Weed Will be Hot Topic for Calif. Legislature in 2021

By Willis Jacobson
Dec 9, 2020

This is part two of a series on the California legislature. Part one examined the laws passed in 2020.

Following an unprecedented year of challenges, the California legislature figures to have a full host of cannabis issues on its plate for the new session, which begins in January.

With the state set to consolidate its three cannabis regulatory agencies in the coming months, 2021 looks to be a period of significant transition for the nearly 3-year-old California REC market.

Due to a COVID-related slowdown, the legislature will consider fewer bills overall next year. But cannabis is likely to remain a hot topic. The condensed legislative activity might even force lawmakers to work more collaboratively, Max Mikalonis, a lobbyist with Sacramento-based K Street Consulting, told WeedWeek.

“It could encourage legislators to put multiple ideas, that last year would’ve been multiple bills, into a single bill,” he said. “That’s sometimes been frowned upon, but it might become a necessity.”

Here’s a look at some issues awaiting lawmakers in 2021:


High taxes continue to be a major concern for operators and regulators alike. While state tax increases will be frozen in 2021 (thanks to AB 1872), the legislature is expected to continue discussions on which tax methods and rates are most effective.

  • Assemblyman Rob Bonta (D-Oakland) has authored unsuccessful bills each of the past three years calling for the state excise tax – which consumers pay retailers, who then pay distributors, who must pay the state – to be reduced from 15% to 11% and for the cultivation tax to be eliminated. Bonta, who was re-elected with nearly 88% of the vote in November, recently said he intends to continue this push.
  • He argues the experience of other states shows that lowering pot taxes attracts more consumers and businesses to the legal market and boosts tax revenue.
  • In late 2019, the California Legislative Analyst’s Office recommended dropping the cultivation tax – which is based on weight and paid by farmers – and to tax based on THC potency instead. The Bureau of Cannabis Control (BCC) also recently awarded a $1M grant to UCLA to assess the feasibility of a cannabis potency tax. The concept is likely to get further consideration in 2021.

Provisional licensing

The vast majority of cultivation licenses issued by the state have been provisional, or temporary. This has allowed farmers to produce crops without waiting for state-mandated environmental reviews needed for full annual licensure. Lots of provisional licenses are set to expire in 2021.
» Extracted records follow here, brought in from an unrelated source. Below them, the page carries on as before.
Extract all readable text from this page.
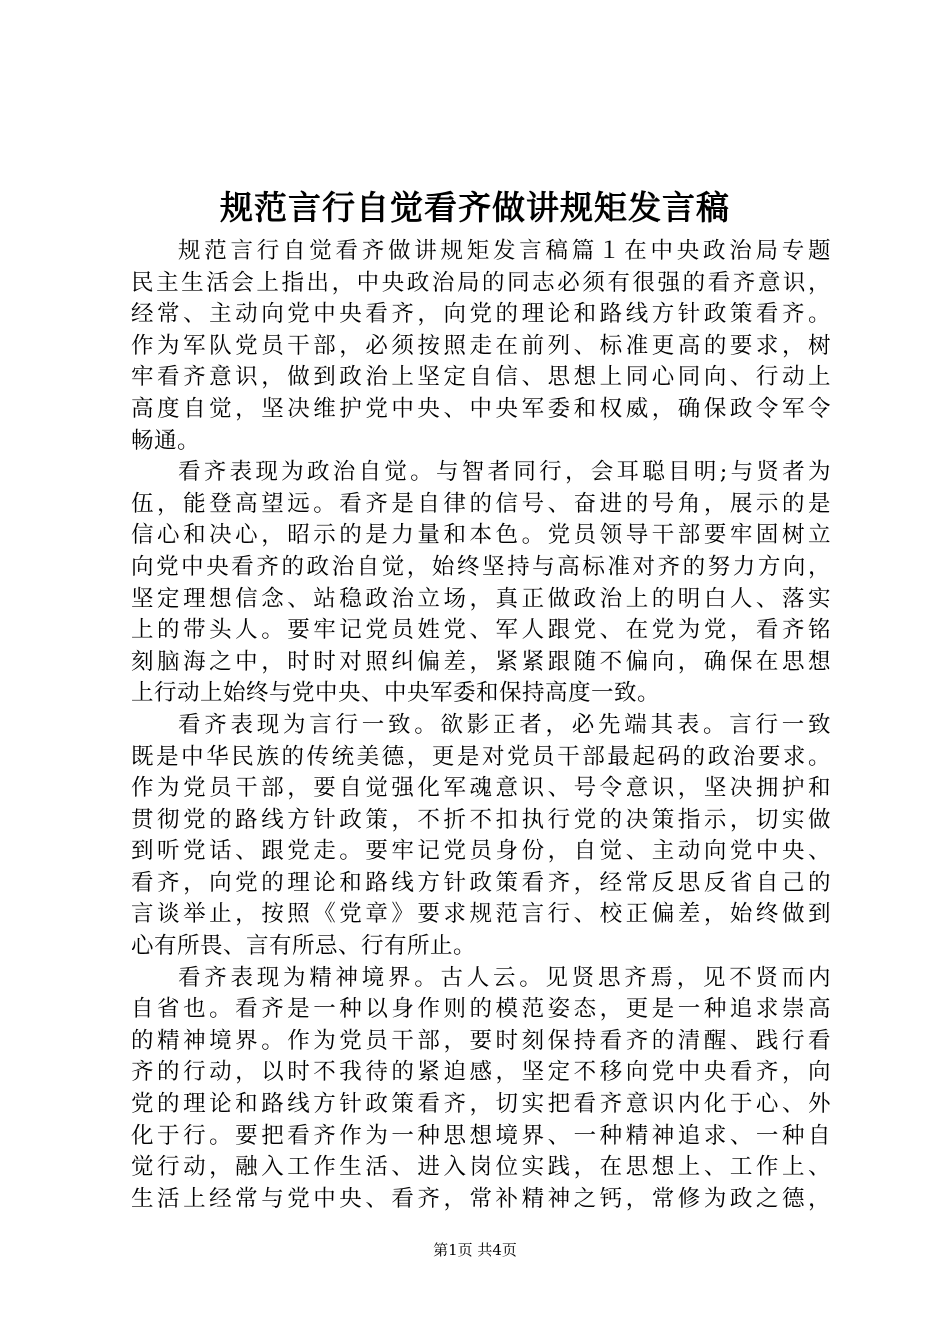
规范言行自觉看齐做讲规矩发言稿

规范言行自觉看齐做讲规矩发言稿篇１在中央政治局专题
民主生活会上指出，中央政治局的同志必须有很强的看齐意识，
经常、主动向党中央看齐，向党的理论和路线方针政策看齐。
作为军队党员干部，必须按照走在前列、标准更高的要求，树
牢看齐意识，做到政治上坚定自信、思想上同心同向、行动上
高度自觉，坚决维护党中央、中央军委和权威，确保政令军令
畅通。

看齐表现为政治自觉。与智者同行，会耳聪目明;与贤者为
伍，能登高望远。看齐是自律的信号、奋进的号角，展示的是
信心和决心，昭示的是力量和本色。党员领导干部要牢固树立
向党中央看齐的政治自觉，始终坚持与高标准对齐的努力方向，
坚定理想信念、站稳政治立场，真正做政治上的明白人、落实
上的带头人。要牢记党员姓党、军人跟党、在党为党，看齐铭
刻脑海之中，时时对照纠偏差，紧紧跟随不偏向，确保在思想
上行动上始终与党中央、中央军委和保持高度一致。

看齐表现为言行一致。欲影正者，必先端其表。言行一致
既是中华民族的传统美德，更是对党员干部最起码的政治要求。
作为党员干部，要自觉强化军魂意识、号令意识，坚决拥护和
贯彻党的路线方针政策，不折不扣执行党的决策指示，切实做
到听党话、跟党走。要牢记党员身份，自觉、主动向党中央、
看齐，向党的理论和路线方针政策看齐，经常反思反省自己的
言谈举止，按照《党章》要求规范言行、校正偏差，始终做到
心有所畏、言有所忌、行有所止。

看齐表现为精神境界。古人云。见贤思齐焉，见不贤而内
自省也。看齐是一种以身作则的模范姿态，更是一种追求崇高
的精神境界。作为党员干部，要时刻保持看齐的清醒、践行看
齐的行动，以时不我待的紧迫感，坚定不移向党中央看齐，向
党的理论和路线方针政策看齐，切实把看齐意识内化于心、外
化于行。要把看齐作为一种思想境界、一种精神追求、一种自
觉行动，融入工作生活、进入岗位实践，在思想上、工作上、
生活上经常与党中央、看齐，常补精神之钙，常修为政之德，

第1页 共4页
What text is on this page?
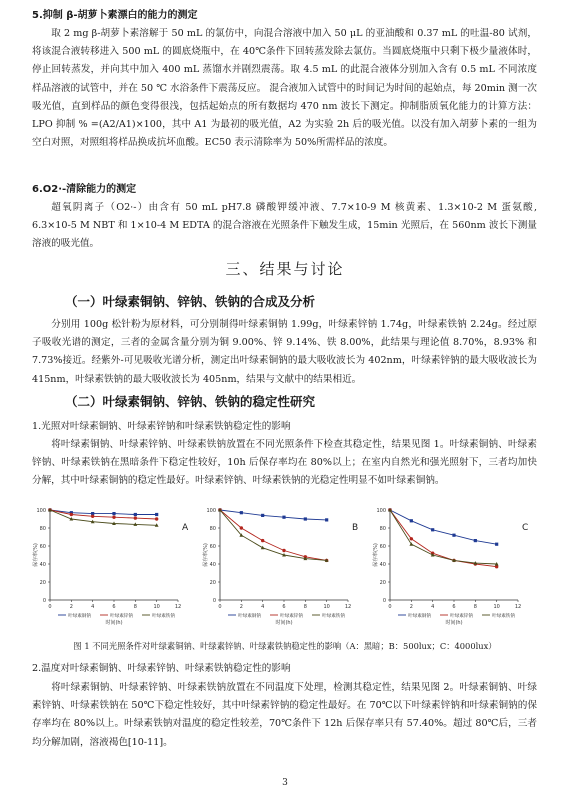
5.抑制 β-胡萝卜素漂白的能力的测定
取 2 mg β-胡萝卜素溶解于 50 mL 的氯仿中，向混合溶液中加入 50 μL 的亚油酸和 0.37 mL 的吐温-80 试剂，将该混合液转移进入 500 mL 的圆底烧瓶中，在 40℃条件下回转蒸发除去氯仿。当圆底烧瓶中只剩下极少量液体时，停止回转蒸发，并向其中加入 400 mL 蒸馏水并剧烈震荡。取 4.5 mL 的此混合液体分别加入含有 0.5 mL 不同浓度样品溶液的试管中，并在 50 ℃ 水浴条件下震荡反应。 混合液加入试管中的时间记为时间的起始点，每 20min 测一次吸光值，直到样品的颜色变得很浅，包括起始点的所有数据均 470 nm 波长下测定。抑制脂质氧化能力的计算方法：LPO 抑制 % =(A2/A1)×100，其中 A1 为最初的吸光值，A2 为实验 2h 后的吸光值。以没有加入胡萝卜素的一组为空白对照，对照组将样品换成抗坏血酸。EC50 表示清除率为 50%所需样品的浓度。
6.O2·-清除能力的测定
超氧阴离子（O2·-）由含有 50 mL pH7.8 磷酸钾缓冲液、7.7×10-9 M 核黄素、1.3×10-2 M 蛋氨酸, 6.3×10-5 M NBT 和 1×10-4 M EDTA 的混合溶液在光照条件下触发生成，15min 光照后，在 560nm 波长下测量溶液的吸光值。
三、结果与讨论
（一）叶绿素铜钠、锌钠、铁钠的合成及分析
分别用 100g 松针粉为原材料，可分别制得叶绿素铜钠 1.99g，叶绿素锌钠 1.74g，叶绿素铁钠 2.24g。经过原子吸收光谱的测定，三者的金属含量分别为铜 9.00%、锌 9.14%、铁 8.00%，此结果与理论值 8.70%，8.93% 和 7.73%接近。经紫外-可见吸收光谱分析，测定出叶绿素铜钠的最大吸收波长为 402nm，叶绿素锌钠的最大吸收波长为 415nm，叶绿素铁钠的最大吸收波长为 405nm，结果与文献中的结果相近。
（二）叶绿素铜钠、锌钠、铁钠的稳定性研究
1.光照对叶绿素铜钠、叶绿素锌钠和叶绿素铁钠稳定性的影响
将叶绿素铜钠、叶绿素锌钠、叶绿素铁钠放置在不同光照条件下检查其稳定性，结果见图 1。叶绿素铜钠、叶绿素锌钠、叶绿素铁钠在黑暗条件下稳定性较好，10h 后保存率均在 80%以上；在室内自然光和强光照射下，三者均加快分解，其中叶绿素铜钠的稳定性最好。叶绿素锌钠、叶绿素铁钠的光稳定性明显不如叶绿素铜钠。
0
20
40
60
80
100
0	2	4	6	8	10	12
时间(h)
保存率(%)
A
叶绿素铜钠	叶绿素锌钠	叶绿素铁钠
0
20
40
60
80
100
0	2	4	6	8	10	12
时间(h)
保存率(%)
B
叶绿素铜钠	叶绿素锌钠	叶绿素铁钠
0
20
40
60
80
100
0	2	4	6	8	10	12
时间(h)
保存率(%)
C
叶绿素铜钠	叶绿素锌钠	叶绿素铁钠
图 1 不同光照条件对叶绿素铜钠、叶绿素锌钠、叶绿素铁钠稳定性的影响（A：黑暗；B：500lux；C：4000lux）
2.温度对叶绿素铜钠、叶绿素锌钠、叶绿素铁钠稳定性的影响
将叶绿素铜钠、叶绿素锌钠、叶绿素铁钠放置在不同温度下处理，检测其稳定性，结果见图 2。叶绿素铜钠、叶绿素锌钠、叶绿素铁钠在 50℃下稳定性较好，其中叶绿素锌钠的稳定性最好。在 70℃以下叶绿素锌钠和叶绿素铜钠的保存率均在 80%以上。叶绿素铁钠对温度的稳定性较差，70℃条件下 12h 后保存率只有 57.40%。超过 80℃后，三者均分解加剧，溶液褐色[10-11]。
3
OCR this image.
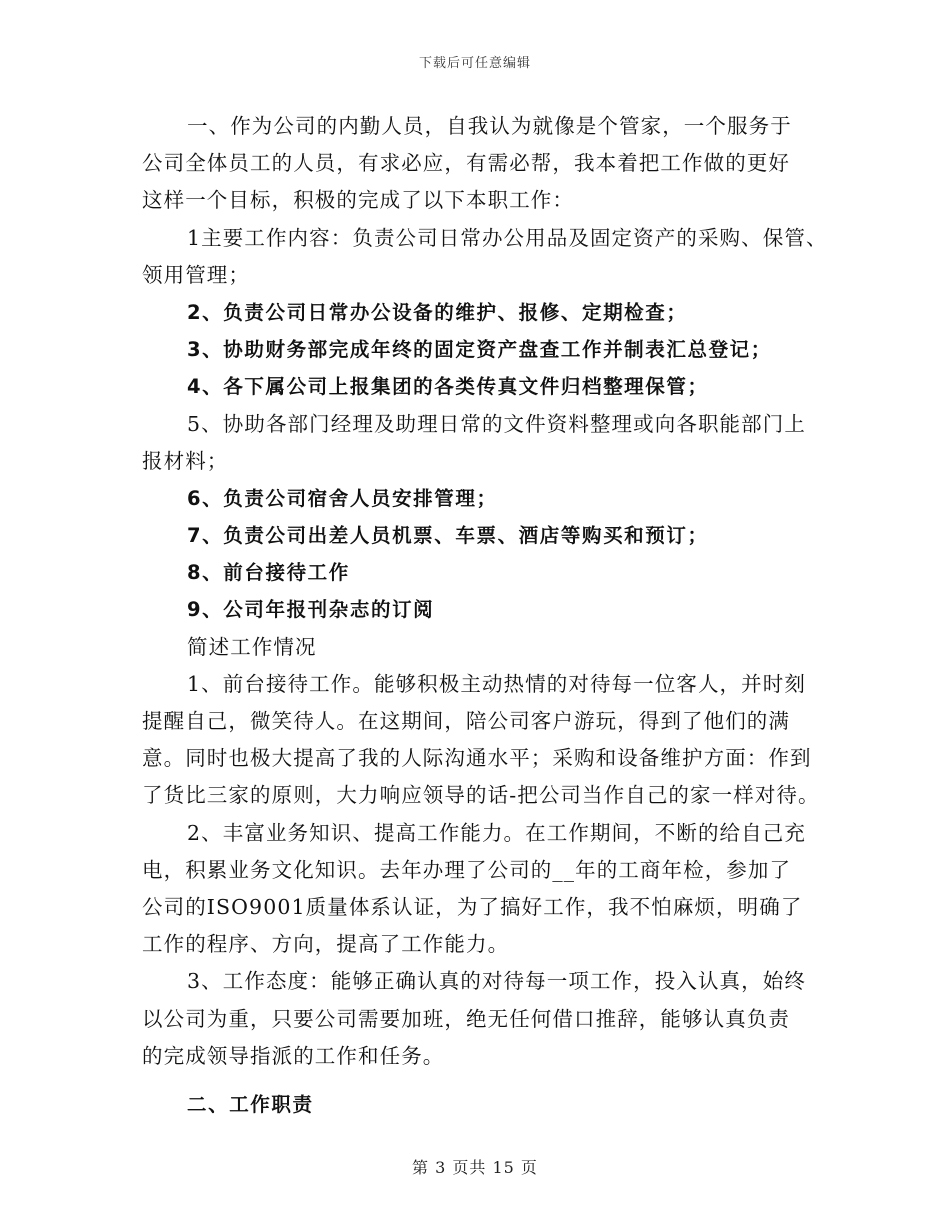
下载后可任意编辑
一、作为公司的内勤人员，自我认为就像是个管家，一个服务于
公司全体员工的人员，有求必应，有需必帮，我本着把工作做的更好
这样一个目标，积极的完成了以下本职工作：
1主要工作内容：负责公司日常办公用品及固定资产的采购、保管、
领用管理；
2、负责公司日常办公设备的维护、报修、定期检查；
3、协助财务部完成年终的固定资产盘查工作并制表汇总登记；
4、各下属公司上报集团的各类传真文件归档整理保管；
5、协助各部门经理及助理日常的文件资料整理或向各职能部门上
报材料；
6、负责公司宿舍人员安排管理；
7、负责公司出差人员机票、车票、酒店等购买和预订；
8、前台接待工作
9、公司年报刊杂志的订阅
简述工作情况
1、前台接待工作。能够积极主动热情的对待每一位客人，并时刻
提醒自己，微笑待人。在这期间，陪公司客户游玩，得到了他们的满
意。同时也极大提高了我的人际沟通水平；采购和设备维护方面：作到
了货比三家的原则，大力响应领导的话-把公司当作自己的家一样对待。
2、丰富业务知识、提高工作能力。在工作期间，不断的给自己充
电，积累业务文化知识。去年办理了公司的__年的工商年检，参加了
公司的ISO9001质量体系认证，为了搞好工作，我不怕麻烦，明确了
工作的程序、方向，提高了工作能力。
3、工作态度：能够正确认真的对待每一项工作，投入认真，始终
以公司为重，只要公司需要加班，绝无任何借口推辞，能够认真负责
的完成领导指派的工作和任务。
二、工作职责
第 3 页共 15 页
  • Many in the industry have encouraged the state to extend the timelines of the existing licenses, which would allow licensees to continue operating while they work with local jurisdictions on environmental concerns.
  • Kristin Nevedal, a member of the Cannabis Advisory Committee, which reports to the BCC, recommended Wednesday that the committee invite licensing authorities to a meeting in early 2021 to present on the issue and explain the challenges of converting those provisional licenses to annual licenses.
  • Nevedal expressed concern that if the licenses expire without action from the state, it “could pose challenges to the legal supply chain … and possibly strengthen the unregulated market.”
  • “It is an extinction event” for the industry if the state doesn’t address this issue in 2021, said Mikalonis, with K Street Consulting. 

Delivery driver expansion

Currently, delivery vehicles are prohibited from carrying more than $5,000 worth of cannabis products at a time. They also may not carry more than $3,000 worth of products that are not specifically allocated for a delivery at that time.

  • Licensed operators have complained that the limits give a competitive advantage to their illicit counterparts, who don’t have to follow the rules.
  • Assemblyman Kevin McCarty (D-Sacramento) introduced a bill this year calling for raising those limits, as well as the establishment of different limits for different vehicle types, such as a $500 limit for bicycle deliveries and a $50,000 limit for cargo vans. The bill died in committee.
  • The issue figures to get a closer look in 2021, particularly as delivery services have taken on an increased role during the pandemic.

Flavored product ban

The Cannabis Advisory Committee held a spirited debate in October regarding whether to recommend a ban on flavored inhaled cannabis products, similar to the state’s ban on flavored tobacco products, before ultimately voting to not recommend such a ban.

  • Supporters of a ban argue that it would protect children by preventing vape companies from targeting them with candy-like flavored products.
  • Opponents of a ban argue that it’s inappropriate to treat the cannabis industry the same as the tobacco industry, due to inherent differences in product types and health risks. Some have suggested more data is necessary before a ban can be considered.
  • A bill (AB 1639) that would have banned flavoring in all vape products – cannabis or tobacco – died in the Assembly this summer. The issue is likely to be readdressed in 2021.